Vistagy
- Industry: Computer Aided Design
- Founded: 1991
- Headquarters: Waltham, MA, United States
- Key people: Steve Luby
- Products: Computer Aided Design
- Parent: Siemens AG
- Website: www.vistagy.com

= Vistagy =

VISTAGY, Inc. is a business segment within the Siemens Digital Industries Software business unit and is located in Waltham, Massachusetts, USA. VISTAGY is a provider of engineering software and services focused on the specific requirements of vertical industries, including aerospace, automotive, marine, and wind energy. The company has sales and support offices throughout North and South America, Asia, and Europe.

Siemens acquired VISTAGY in December 2011.

== History ==
VISTAGY was founded by Steve Luby, president and CEO, in 1991.

== Products ==
VISTAGY products are fully integrated into commercial 3D computer–aided–design platforms, including Siemens NX, Dassault Systèmes CATIA V4 and V5, and PTC Creo.

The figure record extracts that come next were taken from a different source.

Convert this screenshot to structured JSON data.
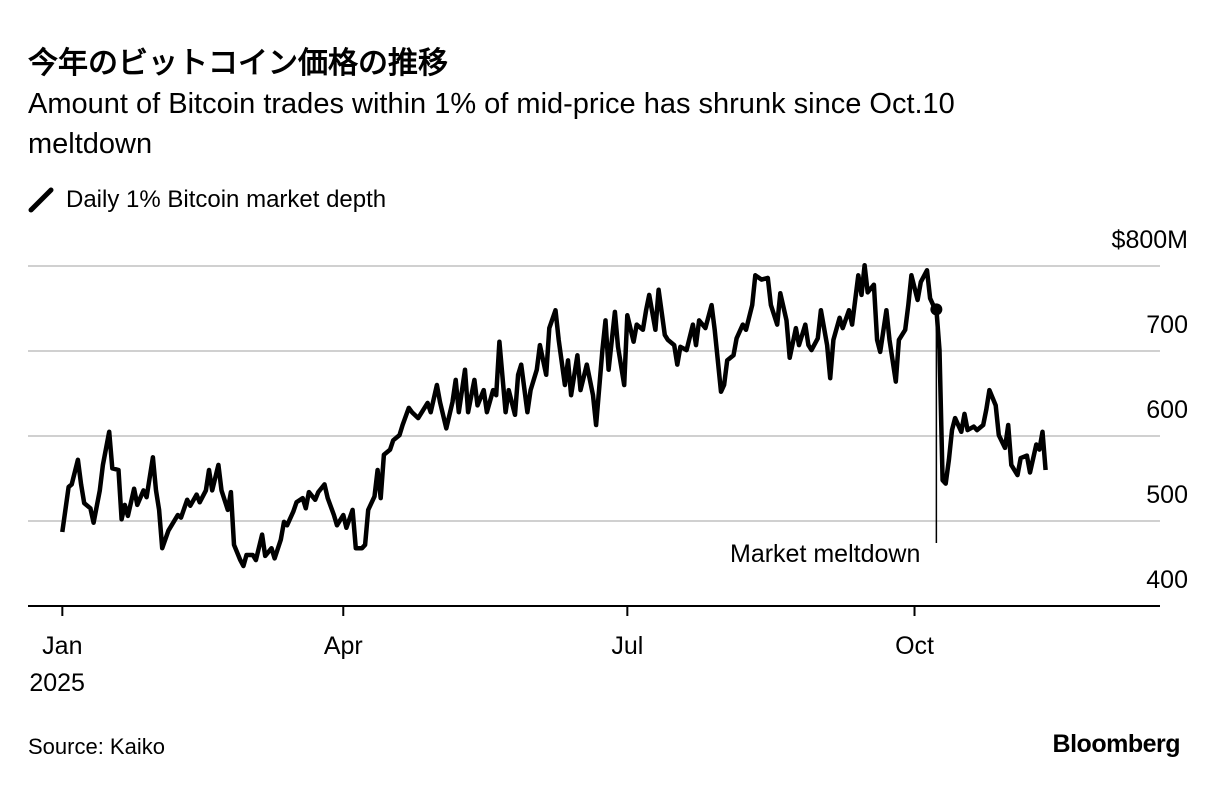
{
  "chart_data": {
    "type": "line",
    "title": "今年のビットコイン価格の推移",
    "subtitle": "Amount of Bitcoin trades within 1% of mid-price has shrunk since Oct.10 meltdown",
    "source": "Source: Kaiko",
    "brand": "Bloomberg",
    "x": [
      1,
      3,
      4,
      6,
      7,
      8,
      10,
      11,
      13,
      14,
      16,
      17,
      19,
      20,
      21,
      22,
      24,
      25,
      27,
      28,
      30,
      31,
      32,
      33,
      35,
      36,
      38,
      39,
      41,
      42,
      44,
      45,
      47,
      48,
      49,
      51,
      52,
      54,
      55,
      56,
      58,
      59,
      60,
      62,
      63,
      65,
      66,
      68,
      69,
      71,
      72,
      73,
      75,
      76,
      78,
      79,
      80,
      82,
      83,
      85,
      86,
      88,
      89,
      91,
      92,
      94,
      95,
      97,
      98,
      99,
      101,
      102,
      103,
      104,
      106,
      107,
      109,
      110,
      112,
      113,
      115,
      116,
      118,
      119,
      121,
      122,
      124,
      126,
      127,
      128,
      130,
      131,
      133,
      134,
      136,
      137,
      139,
      140,
      141,
      143,
      144,
      146,
      147,
      148,
      150,
      151,
      153,
      154,
      156,
      157,
      159,
      160,
      162,
      163,
      164,
      166,
      167,
      169,
      171,
      172,
      174,
      175,
      176,
      178,
      179,
      181,
      182,
      184,
      185,
      187,
      188,
      189,
      191,
      192,
      194,
      195,
      197,
      198,
      199,
      201,
      203,
      204,
      205,
      207,
      209,
      210,
      212,
      213,
      214,
      216,
      217,
      219,
      220,
      222,
      223,
      225,
      227,
      228,
      230,
      231,
      233,
      234,
      236,
      237,
      239,
      240,
      241,
      243,
      244,
      246,
      247,
      248,
      250,
      251,
      253,
      254,
      256,
      257,
      258,
      259,
      261,
      262,
      263,
      265,
      266,
      268,
      269,
      271,
      272,
      273,
      275,
      276,
      278,
      279,
      280,
      281,
      282,
      283,
      284,
      285,
      286,
      287,
      289,
      290,
      291,
      293,
      294,
      296,
      297,
      298,
      300,
      301,
      303,
      304,
      305,
      307,
      308,
      310,
      311,
      313,
      314,
      315,
      316
    ],
    "series": [
      {
        "name": "Daily 1% Bitcoin market depth",
        "color": "#000000",
        "values": [
          487,
          540,
          543,
          572,
          543,
          521,
          515,
          498,
          536,
          566,
          605,
          562,
          560,
          502,
          519,
          506,
          538,
          519,
          536,
          528,
          575,
          536,
          513,
          468,
          489,
          495,
          507,
          504,
          525,
          518,
          531,
          522,
          536,
          560,
          536,
          566,
          536,
          513,
          534,
          472,
          454,
          447,
          460,
          460,
          454,
          484,
          459,
          468,
          456,
          478,
          499,
          495,
          511,
          522,
          527,
          515,
          534,
          525,
          534,
          543,
          527,
          507,
          495,
          507,
          492,
          513,
          468,
          468,
          472,
          513,
          529,
          560,
          527,
          578,
          584,
          595,
          601,
          613,
          633,
          628,
          621,
          627,
          639,
          628,
          660,
          640,
          609,
          640,
          666,
          628,
          678,
          628,
          666,
          636,
          654,
          628,
          654,
          648,
          711,
          628,
          654,
          625,
          672,
          684,
          628,
          654,
          678,
          707,
          672,
          727,
          748,
          713,
          660,
          689,
          648,
          695,
          654,
          684,
          648,
          613,
          701,
          736,
          678,
          746,
          705,
          660,
          742,
          711,
          731,
          725,
          748,
          766,
          725,
          772,
          719,
          713,
          707,
          684,
          705,
          701,
          731,
          707,
          736,
          727,
          754,
          725,
          652,
          660,
          689,
          695,
          715,
          731,
          725,
          754,
          789,
          784,
          786,
          754,
          731,
          768,
          736,
          692,
          727,
          707,
          731,
          707,
          701,
          715,
          748,
          707,
          668,
          713,
          739,
          727,
          748,
          731,
          789,
          766,
          801,
          769,
          778,
          713,
          699,
          748,
          713,
          664,
          713,
          725,
          754,
          789,
          760,
          781,
          795,
          762,
          754,
          749,
          701,
          548,
          544,
          572,
          607,
          621,
          605,
          626,
          607,
          611,
          607,
          613,
          631,
          654,
          636,
          601,
          586,
          613,
          566,
          554,
          574,
          577,
          557,
          590,
          584,
          605,
          560
        ]
      }
    ],
    "xlim": [
      -10,
      352
    ],
    "xticks": [
      {
        "value": 1,
        "label": "Jan"
      },
      {
        "value": 91,
        "label": "Apr"
      },
      {
        "value": 182,
        "label": "Jul"
      },
      {
        "value": 274,
        "label": "Oct"
      }
    ],
    "xtick_year": "2025",
    "ylim": [
      400,
      800
    ],
    "yticks": [
      400,
      500,
      600,
      700,
      {
        "value": 800,
        "label": "$800M"
      }
    ],
    "grid": true,
    "annotation": {
      "text": "Market meltdown",
      "x": 281
    }
  }
}
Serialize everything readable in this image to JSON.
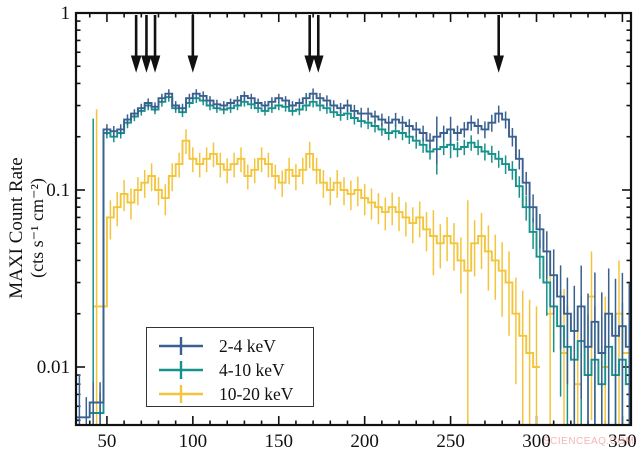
{
  "figure": {
    "ylabel_line1": "MAXI Count Rate",
    "ylabel_line2": "(cts s⁻¹ cm⁻²)"
  },
  "watermark": {
    "text": "SCIENCEAQ.COM",
    "color": "#f08a80"
  },
  "chart_data": {
    "type": "line",
    "subtype": "step-histogram-light-curve-with-errorbars",
    "title": "",
    "xlabel": "",
    "ylabel": "MAXI Count Rate (cts s⁻¹ cm⁻²)",
    "x_axis": {
      "scale": "linear",
      "min": 32,
      "max": 355,
      "major_ticks": [
        50,
        100,
        150,
        200,
        250,
        300,
        350
      ],
      "minor_tick_interval": 10
    },
    "y_axis": {
      "scale": "log",
      "min": 0.0047,
      "max": 1,
      "major_ticks": [
        {
          "v": 1,
          "label": "1"
        },
        {
          "v": 0.1,
          "label": "0.1"
        },
        {
          "v": 0.01,
          "label": "0.01"
        }
      ]
    },
    "grid": false,
    "legend_position": "lower-left-inside",
    "bin_width": 4,
    "arrow_markers_x": [
      67,
      73,
      78,
      100,
      168,
      173,
      278
    ],
    "arrow_color": "#111111",
    "series": [
      {
        "name": "10-20 keV",
        "color": "#f3c53d",
        "points": [
          [
            44,
            0.022,
            12
          ],
          [
            48,
            0.022,
            0.4
          ],
          [
            52,
            0.07,
            0.25
          ],
          [
            56,
            0.08,
            0.22
          ],
          [
            60,
            0.095,
            0.2
          ],
          [
            64,
            0.085,
            0.2
          ],
          [
            68,
            0.1,
            0.18
          ],
          [
            72,
            0.11,
            0.18
          ],
          [
            76,
            0.12,
            0.18
          ],
          [
            80,
            0.1,
            0.18
          ],
          [
            84,
            0.09,
            0.2
          ],
          [
            88,
            0.12,
            0.18
          ],
          [
            92,
            0.14,
            0.16
          ],
          [
            96,
            0.19,
            0.16
          ],
          [
            100,
            0.15,
            0.16
          ],
          [
            104,
            0.14,
            0.16
          ],
          [
            108,
            0.15,
            0.16
          ],
          [
            112,
            0.16,
            0.16
          ],
          [
            116,
            0.14,
            0.16
          ],
          [
            120,
            0.13,
            0.16
          ],
          [
            124,
            0.14,
            0.16
          ],
          [
            128,
            0.15,
            0.16
          ],
          [
            132,
            0.12,
            0.16
          ],
          [
            136,
            0.13,
            0.16
          ],
          [
            140,
            0.15,
            0.16
          ],
          [
            144,
            0.14,
            0.16
          ],
          [
            148,
            0.12,
            0.16
          ],
          [
            152,
            0.11,
            0.17
          ],
          [
            156,
            0.13,
            0.17
          ],
          [
            160,
            0.12,
            0.17
          ],
          [
            164,
            0.13,
            0.17
          ],
          [
            168,
            0.16,
            0.17
          ],
          [
            172,
            0.13,
            0.17
          ],
          [
            176,
            0.11,
            0.18
          ],
          [
            180,
            0.1,
            0.18
          ],
          [
            184,
            0.11,
            0.18
          ],
          [
            188,
            0.1,
            0.18
          ],
          [
            192,
            0.095,
            0.19
          ],
          [
            196,
            0.1,
            0.19
          ],
          [
            200,
            0.09,
            0.2
          ],
          [
            204,
            0.085,
            0.2
          ],
          [
            208,
            0.08,
            0.2
          ],
          [
            212,
            0.075,
            0.21
          ],
          [
            216,
            0.08,
            0.21
          ],
          [
            220,
            0.075,
            0.22
          ],
          [
            224,
            0.07,
            0.22
          ],
          [
            228,
            0.065,
            0.23
          ],
          [
            232,
            0.07,
            0.23
          ],
          [
            236,
            0.06,
            0.25
          ],
          [
            240,
            0.055,
            0.4
          ],
          [
            244,
            0.05,
            0.28
          ],
          [
            248,
            0.055,
            0.28
          ],
          [
            252,
            0.05,
            0.3
          ],
          [
            256,
            0.04,
            0.35
          ],
          [
            260,
            0.035,
            1.5
          ],
          [
            264,
            0.05,
            0.35
          ],
          [
            268,
            0.055,
            0.35
          ],
          [
            272,
            0.045,
            0.4
          ],
          [
            276,
            0.04,
            0.4
          ],
          [
            280,
            0.035,
            0.45
          ],
          [
            284,
            0.03,
            0.5
          ],
          [
            288,
            0.02,
            0.6
          ],
          [
            292,
            0.015,
            0.8
          ],
          [
            296,
            0.012,
            1.0
          ],
          [
            300,
            0.01,
            1.2
          ],
          [
            308,
            0.02,
            0.9
          ],
          [
            316,
            0.012,
            1.3
          ],
          [
            324,
            0.008,
            1.6
          ],
          [
            332,
            0.025,
            0.8
          ],
          [
            340,
            0.01,
            1.5
          ],
          [
            348,
            0.02,
            1.0
          ],
          [
            354,
            0.012,
            1.4
          ]
        ]
      },
      {
        "name": "4-10 keV",
        "color": "#17918c",
        "points": [
          [
            42,
            0.0055,
            45
          ],
          [
            46,
            0.0055,
            0.3
          ],
          [
            50,
            0.21,
            0.07
          ],
          [
            54,
            0.2,
            0.07
          ],
          [
            58,
            0.21,
            0.07
          ],
          [
            62,
            0.24,
            0.07
          ],
          [
            66,
            0.26,
            0.06
          ],
          [
            70,
            0.28,
            0.06
          ],
          [
            74,
            0.3,
            0.06
          ],
          [
            78,
            0.285,
            0.06
          ],
          [
            82,
            0.315,
            0.06
          ],
          [
            86,
            0.335,
            0.06
          ],
          [
            90,
            0.29,
            0.06
          ],
          [
            94,
            0.275,
            0.06
          ],
          [
            98,
            0.31,
            0.06
          ],
          [
            102,
            0.33,
            0.06
          ],
          [
            106,
            0.32,
            0.06
          ],
          [
            110,
            0.3,
            0.06
          ],
          [
            114,
            0.29,
            0.06
          ],
          [
            118,
            0.285,
            0.06
          ],
          [
            122,
            0.29,
            0.06
          ],
          [
            126,
            0.3,
            0.06
          ],
          [
            130,
            0.315,
            0.06
          ],
          [
            134,
            0.305,
            0.06
          ],
          [
            138,
            0.29,
            0.06
          ],
          [
            142,
            0.28,
            0.06
          ],
          [
            146,
            0.29,
            0.06
          ],
          [
            150,
            0.3,
            0.06
          ],
          [
            154,
            0.295,
            0.06
          ],
          [
            158,
            0.28,
            0.06
          ],
          [
            162,
            0.285,
            0.07
          ],
          [
            166,
            0.3,
            0.07
          ],
          [
            170,
            0.315,
            0.07
          ],
          [
            174,
            0.3,
            0.07
          ],
          [
            178,
            0.29,
            0.07
          ],
          [
            182,
            0.275,
            0.07
          ],
          [
            186,
            0.265,
            0.07
          ],
          [
            190,
            0.27,
            0.08
          ],
          [
            194,
            0.255,
            0.08
          ],
          [
            198,
            0.245,
            0.08
          ],
          [
            202,
            0.24,
            0.08
          ],
          [
            206,
            0.23,
            0.08
          ],
          [
            210,
            0.22,
            0.08
          ],
          [
            214,
            0.21,
            0.09
          ],
          [
            218,
            0.215,
            0.09
          ],
          [
            222,
            0.21,
            0.09
          ],
          [
            226,
            0.2,
            0.09
          ],
          [
            230,
            0.19,
            0.1
          ],
          [
            234,
            0.18,
            0.1
          ],
          [
            238,
            0.165,
            0.1
          ],
          [
            242,
            0.17,
            0.28
          ],
          [
            246,
            0.175,
            0.1
          ],
          [
            250,
            0.18,
            0.16
          ],
          [
            254,
            0.17,
            0.1
          ],
          [
            258,
            0.175,
            0.1
          ],
          [
            262,
            0.185,
            0.1
          ],
          [
            266,
            0.175,
            0.1
          ],
          [
            270,
            0.165,
            0.11
          ],
          [
            274,
            0.16,
            0.11
          ],
          [
            278,
            0.15,
            0.11
          ],
          [
            282,
            0.14,
            0.12
          ],
          [
            286,
            0.13,
            0.12
          ],
          [
            290,
            0.105,
            0.14
          ],
          [
            294,
            0.08,
            0.16
          ],
          [
            298,
            0.058,
            0.2
          ],
          [
            302,
            0.042,
            0.25
          ],
          [
            306,
            0.03,
            0.35
          ],
          [
            310,
            0.022,
            0.45
          ],
          [
            314,
            0.017,
            0.6
          ],
          [
            318,
            0.013,
            0.7
          ],
          [
            322,
            0.011,
            0.9
          ],
          [
            326,
            0.014,
            0.8
          ],
          [
            330,
            0.009,
            1.2
          ],
          [
            334,
            0.011,
            1.0
          ],
          [
            338,
            0.008,
            1.4
          ],
          [
            342,
            0.013,
            0.9
          ],
          [
            346,
            0.009,
            1.2
          ],
          [
            350,
            0.011,
            1.1
          ],
          [
            354,
            0.008,
            1.5
          ]
        ]
      },
      {
        "name": "2-4 keV",
        "color": "#3a608f",
        "points": [
          [
            34,
            0.0052,
            0.75
          ],
          [
            38,
            0.0052,
            0.3
          ],
          [
            42,
            0.0063,
            0.3
          ],
          [
            46,
            0.0063,
            0.3
          ],
          [
            50,
            0.22,
            0.07
          ],
          [
            54,
            0.215,
            0.07
          ],
          [
            58,
            0.22,
            0.07
          ],
          [
            62,
            0.25,
            0.07
          ],
          [
            66,
            0.27,
            0.06
          ],
          [
            70,
            0.29,
            0.06
          ],
          [
            74,
            0.31,
            0.06
          ],
          [
            78,
            0.295,
            0.06
          ],
          [
            82,
            0.33,
            0.06
          ],
          [
            86,
            0.35,
            0.06
          ],
          [
            90,
            0.3,
            0.06
          ],
          [
            94,
            0.29,
            0.06
          ],
          [
            98,
            0.33,
            0.06
          ],
          [
            102,
            0.35,
            0.06
          ],
          [
            106,
            0.34,
            0.06
          ],
          [
            110,
            0.32,
            0.06
          ],
          [
            114,
            0.305,
            0.06
          ],
          [
            118,
            0.3,
            0.06
          ],
          [
            122,
            0.31,
            0.06
          ],
          [
            126,
            0.32,
            0.06
          ],
          [
            130,
            0.34,
            0.06
          ],
          [
            134,
            0.33,
            0.06
          ],
          [
            138,
            0.31,
            0.06
          ],
          [
            142,
            0.3,
            0.06
          ],
          [
            146,
            0.315,
            0.06
          ],
          [
            150,
            0.33,
            0.06
          ],
          [
            154,
            0.32,
            0.06
          ],
          [
            158,
            0.3,
            0.06
          ],
          [
            162,
            0.31,
            0.06
          ],
          [
            166,
            0.33,
            0.07
          ],
          [
            170,
            0.35,
            0.07
          ],
          [
            174,
            0.33,
            0.07
          ],
          [
            178,
            0.32,
            0.07
          ],
          [
            182,
            0.3,
            0.07
          ],
          [
            186,
            0.29,
            0.07
          ],
          [
            190,
            0.3,
            0.08
          ],
          [
            194,
            0.28,
            0.08
          ],
          [
            198,
            0.27,
            0.08
          ],
          [
            202,
            0.27,
            0.08
          ],
          [
            206,
            0.26,
            0.08
          ],
          [
            210,
            0.25,
            0.08
          ],
          [
            214,
            0.24,
            0.09
          ],
          [
            218,
            0.25,
            0.09
          ],
          [
            222,
            0.24,
            0.09
          ],
          [
            226,
            0.23,
            0.09
          ],
          [
            230,
            0.22,
            0.1
          ],
          [
            234,
            0.21,
            0.1
          ],
          [
            238,
            0.19,
            0.1
          ],
          [
            242,
            0.2,
            0.3
          ],
          [
            246,
            0.21,
            0.1
          ],
          [
            250,
            0.22,
            0.18
          ],
          [
            254,
            0.21,
            0.1
          ],
          [
            258,
            0.22,
            0.1
          ],
          [
            262,
            0.24,
            0.1
          ],
          [
            266,
            0.23,
            0.1
          ],
          [
            270,
            0.22,
            0.11
          ],
          [
            274,
            0.24,
            0.11
          ],
          [
            278,
            0.27,
            0.11
          ],
          [
            282,
            0.25,
            0.11
          ],
          [
            286,
            0.2,
            0.12
          ],
          [
            290,
            0.15,
            0.13
          ],
          [
            294,
            0.11,
            0.15
          ],
          [
            298,
            0.08,
            0.18
          ],
          [
            302,
            0.06,
            0.22
          ],
          [
            306,
            0.045,
            0.3
          ],
          [
            310,
            0.033,
            0.4
          ],
          [
            314,
            0.025,
            0.5
          ],
          [
            318,
            0.02,
            0.6
          ],
          [
            322,
            0.016,
            0.8
          ],
          [
            326,
            0.022,
            0.7
          ],
          [
            330,
            0.013,
            1.0
          ],
          [
            334,
            0.018,
            0.9
          ],
          [
            338,
            0.012,
            1.2
          ],
          [
            342,
            0.02,
            0.8
          ],
          [
            346,
            0.015,
            1.1
          ],
          [
            350,
            0.017,
            1.0
          ],
          [
            354,
            0.013,
            1.3
          ]
        ]
      }
    ]
  }
}
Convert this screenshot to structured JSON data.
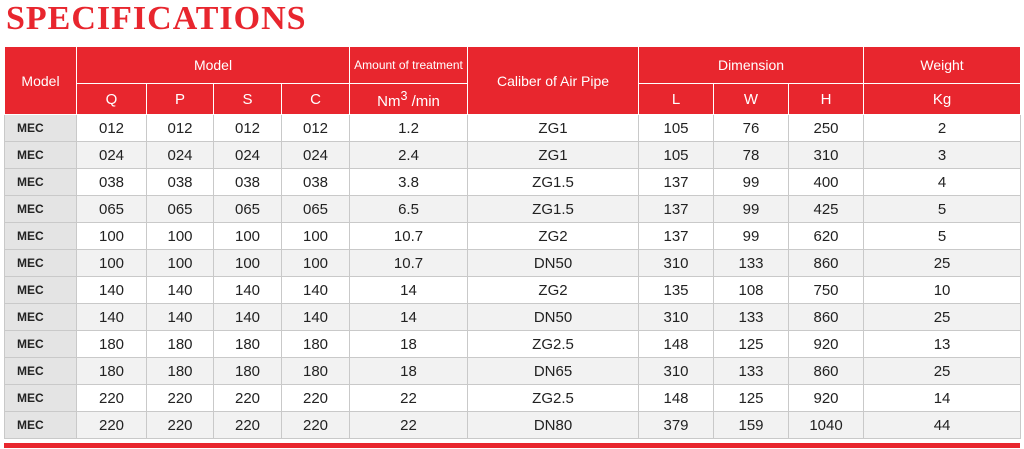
{
  "title": "SPECIFICATIONS",
  "table": {
    "header": {
      "model_label": "Model",
      "model_group": "Model",
      "amount": "Amount of treatment",
      "caliber": "Caliber of Air Pipe",
      "dimension": "Dimension",
      "weight": "Weight",
      "sub": [
        "Q",
        "P",
        "S",
        "C"
      ],
      "amount_unit": {
        "base": "Nm",
        "sup": "3",
        "rest": "/min"
      },
      "dimension_sub": [
        "L",
        "W",
        "H"
      ],
      "weight_unit": "Kg"
    },
    "rows": [
      [
        "MEC",
        "012",
        "012",
        "012",
        "012",
        "1.2",
        "ZG1",
        "105",
        "76",
        "250",
        "2"
      ],
      [
        "MEC",
        "024",
        "024",
        "024",
        "024",
        "2.4",
        "ZG1",
        "105",
        "78",
        "310",
        "3"
      ],
      [
        "MEC",
        "038",
        "038",
        "038",
        "038",
        "3.8",
        "ZG1.5",
        "137",
        "99",
        "400",
        "4"
      ],
      [
        "MEC",
        "065",
        "065",
        "065",
        "065",
        "6.5",
        "ZG1.5",
        "137",
        "99",
        "425",
        "5"
      ],
      [
        "MEC",
        "100",
        "100",
        "100",
        "100",
        "10.7",
        "ZG2",
        "137",
        "99",
        "620",
        "5"
      ],
      [
        "MEC",
        "100",
        "100",
        "100",
        "100",
        "10.7",
        "DN50",
        "310",
        "133",
        "860",
        "25"
      ],
      [
        "MEC",
        "140",
        "140",
        "140",
        "140",
        "14",
        "ZG2",
        "135",
        "108",
        "750",
        "10"
      ],
      [
        "MEC",
        "140",
        "140",
        "140",
        "140",
        "14",
        "DN50",
        "310",
        "133",
        "860",
        "25"
      ],
      [
        "MEC",
        "180",
        "180",
        "180",
        "180",
        "18",
        "ZG2.5",
        "148",
        "125",
        "920",
        "13"
      ],
      [
        "MEC",
        "180",
        "180",
        "180",
        "180",
        "18",
        "DN65",
        "310",
        "133",
        "860",
        "25"
      ],
      [
        "MEC",
        "220",
        "220",
        "220",
        "220",
        "22",
        "ZG2.5",
        "148",
        "125",
        "920",
        "14"
      ],
      [
        "MEC",
        "220",
        "220",
        "220",
        "220",
        "22",
        "DN80",
        "379",
        "159",
        "1040",
        "44"
      ]
    ]
  }
}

VISTAGY's software applications include:
- FiberSIM for designing and manufacturing composite structures
- SyncroFIT for designing and manufacturing airframe assemblies and large aerostructures
- Quality Planning Environment (QPE) for developing plans to assess aerostructure quality
- Seat Design Environment for designing and manufacturing transportation seat systems and interior components

The company supplies manufacturers in the aerospace, wind energy, automotive, and marine industries, including Bombardier Aerospace, General Motors, NASA, Nordex, Lotus Renault GP, and Howaldtswerke-Deutsche Werft (HDW).